Sebelum Hao Yun dan kedua rekannya berangkat menuju area kultivasi, sang pemandu berseru dengan tulus, "Serahkan perang selanjutnya kepada kami. Dibandingkan dengan para kultivator, kapal perang Tianwei kami jauh lebih cocok untuk bertempur. Lagipula, tidak masalah jika kapal-kapal itu hancur, karena kami bisa terus memproduksinya secara massal. Kami mampu membangun satu kapal perang Tianwei dalam sepuluh hari, sementara dunia Kultivasi Fisik tidak akan pernah bisa melahirkan satu kultivator tingkat Yuan Ying dalam waktu sepuluh hari. Oleh karena itu, dalam pertempuran ini, kemenangan pasti milik kita!"

Melihat generasi muda era baru ini begitu percaya diri, mereka tidak bisa berkata banyak.

Hao Yun dan kedua rekannya terbang menuju area kultivasi. Tak lama kemudian, mereka tiba di sana dan disambut oleh pemandangan yang menghijau asri. Tempat itu dipenuhi dengan berbagai bangunan antik, dengan ukiran kayu dan batu yang memancarkan pesona kuno.

Begitu Hao Yun dan rekan-rekannya mendarat, seorang kultivator tingkat akhir Zhu Ji terbang menghampiri mereka. Begitu kakinya menyentuh tanah, kultivator itu berseru kaget, "Tuan Hao, benarkah itu Anda!"

Hao Yun segera mengenali orang itu; dia adalah Sun Qi, sosok yang bertekad menjadi seorang pemandu ulung. Kini, impiannya tinggal selangkah lagi. Begitu ia mencapai tingkat Jin Dan, ia akan resmi menyandang gelar Tuan.

Sun Qi mendarat dan memberi hormat dengan penuh semangat kepada Hao Yun. Namun, tiba-tiba ia menyadari bahwa Hao Yun kini telah mencapai tingkat Yuan Ying. Ia pun terperangah, "Tuan... Tuan Hao, Anda sudah menjadi kultivator tingkat Yuan Ying?"

"Kami baru saja keluar dari pengasingan, dan dunia ini sudah berubah drastis," jawab Hao Yun.

Sun Qi tersenyum pahit, "Memang benar. Sepuluh tahun lebih yang lalu, entah dari mana muncul seorang pengrajin ulung, dan sejak saat itulah kondisi dunia kita berubah. Generasi yang pernah mengalami invasi dari dunia lain hampir semuanya menyimpan dendam mendalam terhadap mereka. Mereka tidak peduli metode apa pun yang digunakan untuk memusnahkan musuh, jadi para ketua sekte dan pengrajin ulung itu segera sepakat. Itulah sebabnya zaman berubah menjadi seperti ini. Tuan Hao, mungkin Anda belum terbiasa dengan semua ini, ya?"

Hao Yun mengangguk, "Lumayanlah."

Sepanjang jalan, ia menyadari bahwa meskipun orang-orang di dunia Kultivasi Spiritual kini memiliki senjata yang kuat, masyarakat mereka tidak mengalami kemajuan pesat. Mereka belum bisa menggunakan listrik, apalagi mengembangkan senjata api modern. Melihat hal itu, Hao Yun menduga bahwa pengrajin ulung tersebut bukanlah seorang penjelajah waktu, melainkan mungkin seorang Putra Takdir, seseorang yang memiliki bakat luar biasa, atau mungkin utusan dari Dewa Teknologi.

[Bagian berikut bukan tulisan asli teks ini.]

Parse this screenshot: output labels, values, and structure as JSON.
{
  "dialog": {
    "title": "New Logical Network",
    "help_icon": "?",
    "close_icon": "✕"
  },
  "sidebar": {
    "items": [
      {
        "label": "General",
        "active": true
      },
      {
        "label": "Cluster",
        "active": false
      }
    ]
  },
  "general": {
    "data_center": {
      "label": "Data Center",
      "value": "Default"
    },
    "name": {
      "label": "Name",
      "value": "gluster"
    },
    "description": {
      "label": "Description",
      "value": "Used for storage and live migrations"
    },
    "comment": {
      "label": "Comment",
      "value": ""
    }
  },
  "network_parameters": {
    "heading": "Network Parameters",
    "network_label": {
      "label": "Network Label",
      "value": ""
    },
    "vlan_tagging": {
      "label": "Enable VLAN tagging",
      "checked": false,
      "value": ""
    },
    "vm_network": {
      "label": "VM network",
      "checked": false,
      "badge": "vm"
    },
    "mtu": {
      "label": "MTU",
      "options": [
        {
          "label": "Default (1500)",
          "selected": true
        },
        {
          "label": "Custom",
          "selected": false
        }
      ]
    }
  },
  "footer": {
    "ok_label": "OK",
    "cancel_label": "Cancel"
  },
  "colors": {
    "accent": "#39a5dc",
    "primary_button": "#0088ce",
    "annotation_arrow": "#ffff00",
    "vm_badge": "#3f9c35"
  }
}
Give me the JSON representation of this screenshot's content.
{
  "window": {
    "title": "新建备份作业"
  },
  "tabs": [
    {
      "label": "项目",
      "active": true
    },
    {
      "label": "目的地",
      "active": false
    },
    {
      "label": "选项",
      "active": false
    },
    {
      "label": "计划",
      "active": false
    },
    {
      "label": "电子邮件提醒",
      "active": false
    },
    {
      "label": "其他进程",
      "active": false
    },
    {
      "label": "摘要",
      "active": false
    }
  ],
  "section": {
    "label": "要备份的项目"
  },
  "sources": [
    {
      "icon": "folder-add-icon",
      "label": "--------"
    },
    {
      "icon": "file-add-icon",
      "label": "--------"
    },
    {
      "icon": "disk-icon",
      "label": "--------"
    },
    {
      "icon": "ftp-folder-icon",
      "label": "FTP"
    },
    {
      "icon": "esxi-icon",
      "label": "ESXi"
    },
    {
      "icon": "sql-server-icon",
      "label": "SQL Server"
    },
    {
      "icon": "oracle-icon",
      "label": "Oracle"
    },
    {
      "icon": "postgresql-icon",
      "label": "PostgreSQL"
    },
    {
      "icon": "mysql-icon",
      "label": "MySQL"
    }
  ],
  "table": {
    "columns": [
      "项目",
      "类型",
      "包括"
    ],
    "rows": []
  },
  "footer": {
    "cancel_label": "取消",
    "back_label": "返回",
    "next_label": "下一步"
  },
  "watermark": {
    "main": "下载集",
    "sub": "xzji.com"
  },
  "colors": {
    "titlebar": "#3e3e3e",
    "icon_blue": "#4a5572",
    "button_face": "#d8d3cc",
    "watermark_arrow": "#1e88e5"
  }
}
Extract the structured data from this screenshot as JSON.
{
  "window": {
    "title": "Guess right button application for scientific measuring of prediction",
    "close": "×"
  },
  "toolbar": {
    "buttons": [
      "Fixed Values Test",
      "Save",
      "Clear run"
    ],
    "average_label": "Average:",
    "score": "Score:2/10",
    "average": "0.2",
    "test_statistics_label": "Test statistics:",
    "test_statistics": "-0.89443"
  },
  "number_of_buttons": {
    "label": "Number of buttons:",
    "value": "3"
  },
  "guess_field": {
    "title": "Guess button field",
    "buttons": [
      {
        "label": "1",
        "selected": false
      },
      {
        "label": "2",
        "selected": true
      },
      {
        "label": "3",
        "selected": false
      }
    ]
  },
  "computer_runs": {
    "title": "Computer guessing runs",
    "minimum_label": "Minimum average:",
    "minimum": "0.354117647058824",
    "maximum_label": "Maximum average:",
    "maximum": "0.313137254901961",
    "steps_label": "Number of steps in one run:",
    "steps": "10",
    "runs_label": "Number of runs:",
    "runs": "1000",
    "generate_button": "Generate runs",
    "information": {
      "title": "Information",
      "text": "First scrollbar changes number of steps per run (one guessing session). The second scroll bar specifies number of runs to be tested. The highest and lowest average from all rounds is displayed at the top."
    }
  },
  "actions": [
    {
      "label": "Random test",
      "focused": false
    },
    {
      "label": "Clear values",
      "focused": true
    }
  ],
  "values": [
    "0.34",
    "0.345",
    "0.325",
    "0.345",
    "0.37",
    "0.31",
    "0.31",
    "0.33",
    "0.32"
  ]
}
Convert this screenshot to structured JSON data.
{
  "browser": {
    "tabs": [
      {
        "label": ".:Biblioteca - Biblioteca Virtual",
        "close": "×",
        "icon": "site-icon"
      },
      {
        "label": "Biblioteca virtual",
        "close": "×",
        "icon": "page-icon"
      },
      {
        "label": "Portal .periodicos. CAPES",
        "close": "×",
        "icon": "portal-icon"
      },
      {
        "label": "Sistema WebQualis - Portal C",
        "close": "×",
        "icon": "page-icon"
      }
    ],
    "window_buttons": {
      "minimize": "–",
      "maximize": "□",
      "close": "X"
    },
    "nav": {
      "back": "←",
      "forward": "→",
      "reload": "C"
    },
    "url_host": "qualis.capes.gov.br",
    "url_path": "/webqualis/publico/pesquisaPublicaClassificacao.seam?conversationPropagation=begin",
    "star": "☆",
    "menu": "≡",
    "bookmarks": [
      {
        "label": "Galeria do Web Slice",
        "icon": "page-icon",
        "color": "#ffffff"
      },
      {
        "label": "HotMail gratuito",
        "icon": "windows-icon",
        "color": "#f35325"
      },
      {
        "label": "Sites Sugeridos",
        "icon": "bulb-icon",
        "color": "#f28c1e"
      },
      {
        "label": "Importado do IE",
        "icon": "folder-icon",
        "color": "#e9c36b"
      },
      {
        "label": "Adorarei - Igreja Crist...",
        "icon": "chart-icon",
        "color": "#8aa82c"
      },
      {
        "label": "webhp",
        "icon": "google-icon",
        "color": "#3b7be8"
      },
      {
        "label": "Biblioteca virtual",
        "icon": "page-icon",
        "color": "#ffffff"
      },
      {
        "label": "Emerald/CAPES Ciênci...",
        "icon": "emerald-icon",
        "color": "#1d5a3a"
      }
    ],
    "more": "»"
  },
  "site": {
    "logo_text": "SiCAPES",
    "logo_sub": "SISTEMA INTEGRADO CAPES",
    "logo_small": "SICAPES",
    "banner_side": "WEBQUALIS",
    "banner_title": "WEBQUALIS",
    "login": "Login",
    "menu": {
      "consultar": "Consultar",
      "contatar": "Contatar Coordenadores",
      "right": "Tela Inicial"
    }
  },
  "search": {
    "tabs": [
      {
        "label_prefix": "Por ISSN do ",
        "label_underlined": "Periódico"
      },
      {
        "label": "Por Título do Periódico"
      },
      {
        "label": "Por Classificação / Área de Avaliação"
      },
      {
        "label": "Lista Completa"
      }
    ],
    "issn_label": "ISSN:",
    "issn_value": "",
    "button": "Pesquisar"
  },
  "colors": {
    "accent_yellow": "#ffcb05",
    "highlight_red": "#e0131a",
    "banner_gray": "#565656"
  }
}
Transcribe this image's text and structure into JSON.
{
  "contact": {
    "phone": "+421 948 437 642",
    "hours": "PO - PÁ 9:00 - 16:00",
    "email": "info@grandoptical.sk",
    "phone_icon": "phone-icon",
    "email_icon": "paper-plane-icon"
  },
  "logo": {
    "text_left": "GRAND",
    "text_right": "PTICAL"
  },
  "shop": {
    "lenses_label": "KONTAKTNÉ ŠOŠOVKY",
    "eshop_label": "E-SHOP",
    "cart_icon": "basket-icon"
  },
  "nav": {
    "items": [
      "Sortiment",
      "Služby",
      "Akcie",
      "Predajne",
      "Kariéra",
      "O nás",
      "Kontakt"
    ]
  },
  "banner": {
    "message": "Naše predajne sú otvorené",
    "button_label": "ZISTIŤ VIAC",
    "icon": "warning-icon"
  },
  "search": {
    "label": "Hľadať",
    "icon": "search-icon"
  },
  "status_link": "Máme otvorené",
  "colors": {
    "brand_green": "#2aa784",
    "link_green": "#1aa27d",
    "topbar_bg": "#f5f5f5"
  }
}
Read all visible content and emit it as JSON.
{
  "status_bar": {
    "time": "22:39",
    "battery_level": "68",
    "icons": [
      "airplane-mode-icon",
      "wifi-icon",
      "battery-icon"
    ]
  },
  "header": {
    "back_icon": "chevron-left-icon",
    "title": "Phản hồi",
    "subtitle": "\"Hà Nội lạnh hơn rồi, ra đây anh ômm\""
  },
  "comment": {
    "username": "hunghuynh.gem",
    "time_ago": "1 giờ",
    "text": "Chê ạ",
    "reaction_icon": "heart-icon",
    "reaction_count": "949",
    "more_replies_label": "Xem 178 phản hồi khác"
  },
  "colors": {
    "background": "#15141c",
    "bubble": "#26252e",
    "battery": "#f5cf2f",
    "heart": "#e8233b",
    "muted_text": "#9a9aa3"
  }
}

Sun Qi mulai memandu jalan. Alasan ia masih berada di sana adalah karena ia tidak melupakan misinya dan tidak menghentikan mimpinya. Sejak hari ia bersumpah, ia terus menjalankan tugasnya sebagai pemandu hingga hari ini.

"Bagaimana kabarmu beberapa tahun ini?" tanya Hao Yun.

"Masih sama seperti dulu, setiap hari hanya berkultivasi dalam pengasingan dan memandu orang lain. Namun, belakangan ini jumlah kultivator semakin berkurang. Saya khawatir tidak akan lama lagi tidak ada lagi yang mau berkultivasi. Saya pun mungkin harus segera pergi ke dunia fana untuk melanjutkan kultivasi."

Sun Qi membawa Hao Yun dan rekan-rekannya ke kediamannya dan menjamu mereka. Berbagai buah dan teh spiritual disuguhkan, namun setelah mencicipinya, Hao Yun menyadari bahwa energi spiritual yang terkandung di dalamnya sangat minim, jauh berbeda dari sebelumnya.

"Mereka telah memodifikasi Formasi Pengumpul Spiritual dan menyedot energi spiritual untuk diubah menjadi batu spiritual, sehingga energi spiritual di alam semesta ini menjadi berkurang," desah Sun Qi. "Mereka bilang, begitu kita berhasil menyerang balik dunia Kultivasi Fisik, maka energi spiritual yang melimpah akan kembali."

Hao Yun berpikir sejenak, lalu berkata, "Bagaimanapun juga, ini menguntungkan bagi kita. Semoga armada perang kalian bisa mengalahkan orang-orang dari dunia lain itu."

Tujuan Hao Yun hanya satu; dunia Kultivasi Spiritual hanyalah batu loncatan baginya. Jika dunia ini mampu mengalahkan dunia Kultivasi Fisik dengan kekuatannya sendiri, maka ia bisa berkultivasi dengan tenang.

Sementara itu, di dekat pintu masuk terowongan antar-dunia, lebih dari seratus kapal perang Tianwei sedang berpatroli. Pintu masuk terowongan itu perlahan-lahan membesar, menandakan bahwa hari invasi dari dunia lain sudah di depan mata.

Kini, berkat munculnya mesin uap, taraf hidup di dunia Kultivasi Spiritual meningkat pesat, yang memicu pertumbuhan populasi yang cepat dan menjamurnya kota-kota baru. Namun, jumlah kultivator justru semakin berkurang. Meski begitu, rakyat tetap yakin bahwa mereka tidak akan kalah karena kapal perang Tianwei terus diproduksi satu demi satu.

Saat itu, pintu masuk terowongan antar-dunia membesar dengan sangat cepat. Pasukan yang berjaga di sana segera melaporkan temuan tersebut kepada atasan. Laporan itu segera ditanggapi dengan serius; atasan memerintahkan seluruh kapal perang Tianwei untuk segera diaktifkan dan bersiaga di pintu masuk.

Berita itu tersebar, dan orang-orang justru merayakannya dengan pesta besar.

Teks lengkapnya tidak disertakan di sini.